Benny tidak menampik, sejumlah pihak memprotes kebijakan penghapusan biaya pelatihan dan pengiriman. Sebab, kedua komponen biaya itu paling kerap menyedot dana paling banyak sehingga ada alasan untuk memotong gaji PMI selama berbulan-bulan. Gaji PMI kerap habis karena dipotong cicilan utang untuk membiayai keberangkatan.
Fokus lain BP2MI adalah pembenahan pengiriman calon awak kapal ikan dan kapal niaga. Sejumlah kasus terkait WNI di kapal-kapal ikan China membuat pembenahan penempatan semakin mendesak. ”Tata kelola penempatan dan pelindung ABK itu masalah utama selain peningkatan kapasitas keterampilan dan keahlian PMI kita. Setelah itu, baru keluarkan kebijakan penempatan ABK,” ujarnya.

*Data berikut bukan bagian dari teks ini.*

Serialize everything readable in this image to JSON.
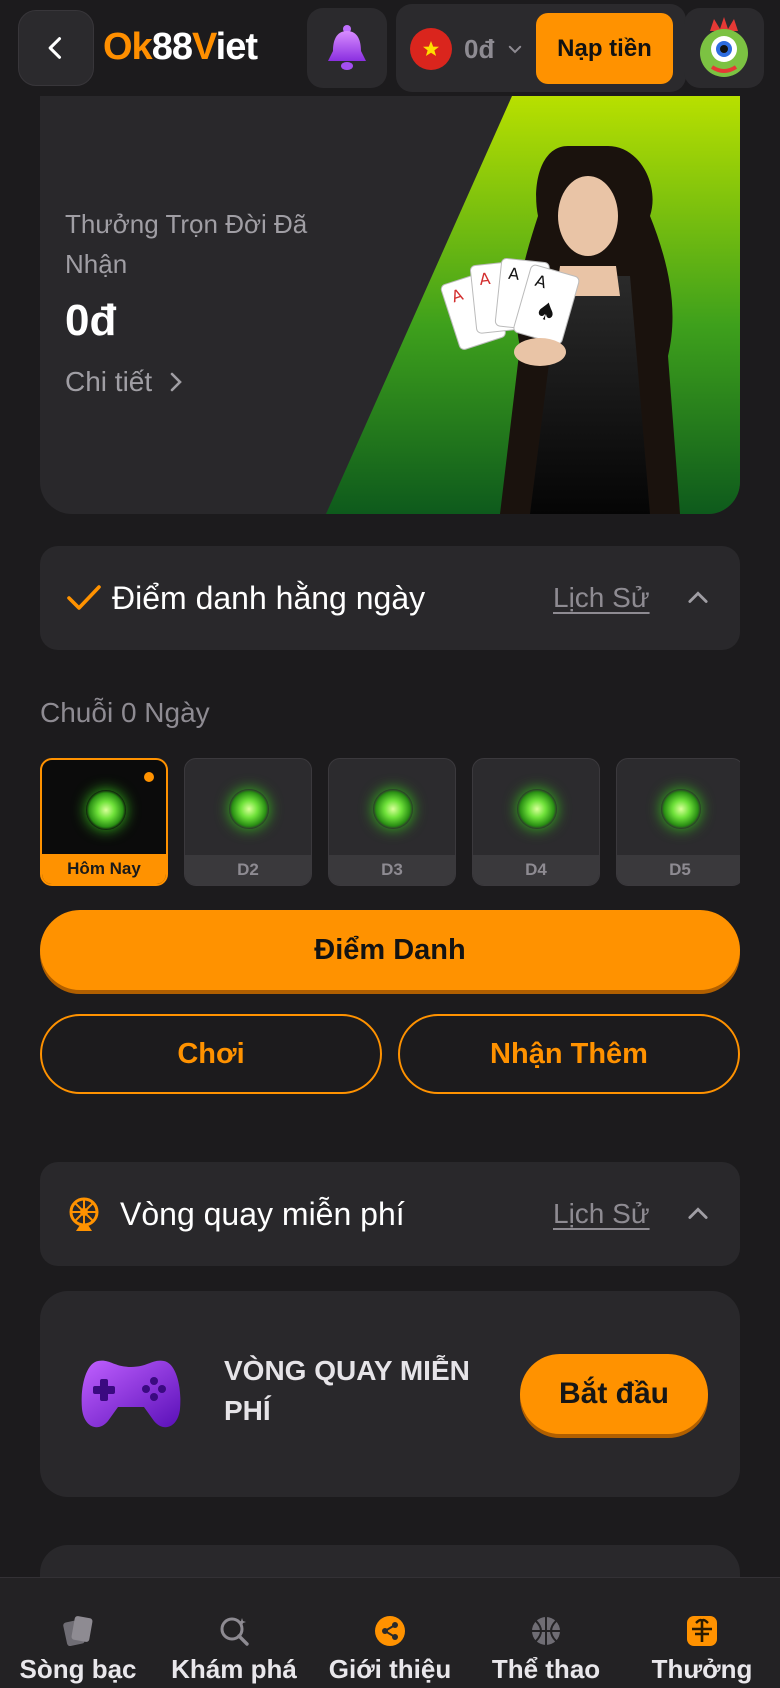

Baca juga : Indonesia-China Verifikasi Hak Awak Kapal Long Xin
BP2MI dan pihak terkait kini menunggu pengesahan rancangan peraturan pemerintah tentang Penempatan dan Pelindungan Awak Kapal Niaga Migran dan Awak Kapal Perikanan Migran. Sementara menunggu aneka peraturan disahkan, maka moratorium pengiriman harus tetap dijalankan. (AP/REUTERS)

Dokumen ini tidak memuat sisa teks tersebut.